The research conducted in Research Area D will conclude with a description of the main features of the institutional practices that characterised the use of administrative detention in Switzerland up to the year 1981. This includes a consideration of the economic factors involved, of detainee release procedures, and a contextualisation of those practices against the broader background of transnational organisational developments. 

All detention facilities have their own unique institutional history, subject to their own internal dynamics, and often detached from their immediate social surroundings.   This gives rise to divergences between the conduct that is expected of the detention facilities and their conduct in actual practice.

Beginning with five in-depth longitudinal case studies of major detention facilities («key institutions») in different regions of Switzerland, other possible routes that the path of detention could take are traced on the example of individual life histories. This is done with a view to presenting an overall picture of the federal structures underlying the practices of a wide-ranging network of institutions staffed largely by volunteers and lay personnel.

 

Research Area E: Biographies and life stories

The reconstruction and analysis of the life stories and accounts of individuals who were subject to, or who helped shape, the life-changing procedures of administrative detention in closed facilities is the focus of the relatively self-contained sub-projects E1 and E2.

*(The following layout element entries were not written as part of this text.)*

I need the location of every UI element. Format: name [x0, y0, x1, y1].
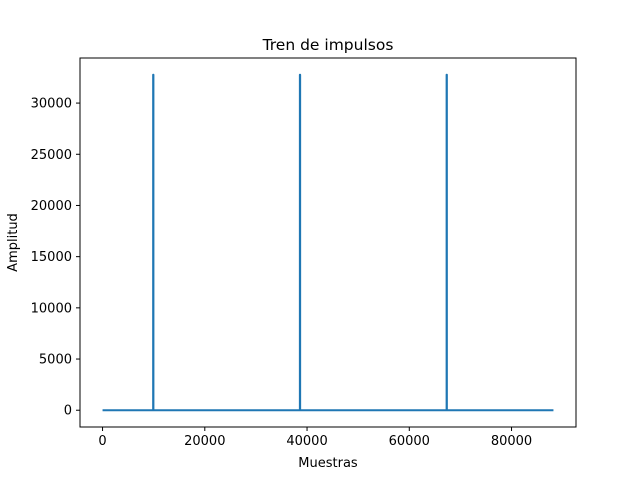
axes-frame [79, 57, 577, 428]
y-tick-label: 5000 [39, 353, 72, 368]
x-axis-label: Muestras [298, 456, 358, 471]
y-axis-ticks: 0 5000 10000 15000 20000 25000 30000 [31, 97, 80, 419]
y-tick-label: 15000 [31, 250, 72, 265]
x-tick-label: 40000 [286, 434, 327, 449]
series-line-0 [102, 73, 554, 412]
y-tick-label: 0 [64, 404, 72, 419]
y-axis-label: Amplitud [6, 213, 21, 272]
x-tick-label: 80000 [491, 434, 532, 449]
x-axis-ticks: 0 20000 40000 60000 80000 [98, 427, 532, 449]
y-tick-label: 25000 [31, 148, 72, 163]
series-layer [102, 73, 554, 412]
y-tick-label: 30000 [31, 97, 72, 112]
y-tick-label: 20000 [31, 199, 72, 214]
y-tick-label: 10000 [31, 301, 72, 316]
x-tick-label: 20000 [184, 434, 225, 449]
chart-title: Tren de impulsos [262, 36, 394, 54]
plot-area [79, 57, 577, 428]
x-tick-label: 0 [98, 434, 106, 449]
x-tick-label: 60000 [389, 434, 430, 449]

Subproject E1 is preparing two publications: an annotated edition of the sources and a situational historical analysis of individual life stories as recorded in the case files, of the stages in the lives of former detainees, and of the major turning points in their lives.

Another book, to be prepared by Project E2, will describe the dynamics that played a role in determining the course of the lives of former detainees following their release. This will be done by taking into account habit formation processes and opportunity structures that develop in childhood and adolescence, using a methodology based on the coding and hermeneutic-sequential analysis of non-standardised data.

The reconstructed biographies will also be used in Research Area E as the basis for a volume of portraits of former administrative detainees, written in a reader-friendly style. Contributions to that volume will also be accepted from members of the research teams of other IEC Research Areas.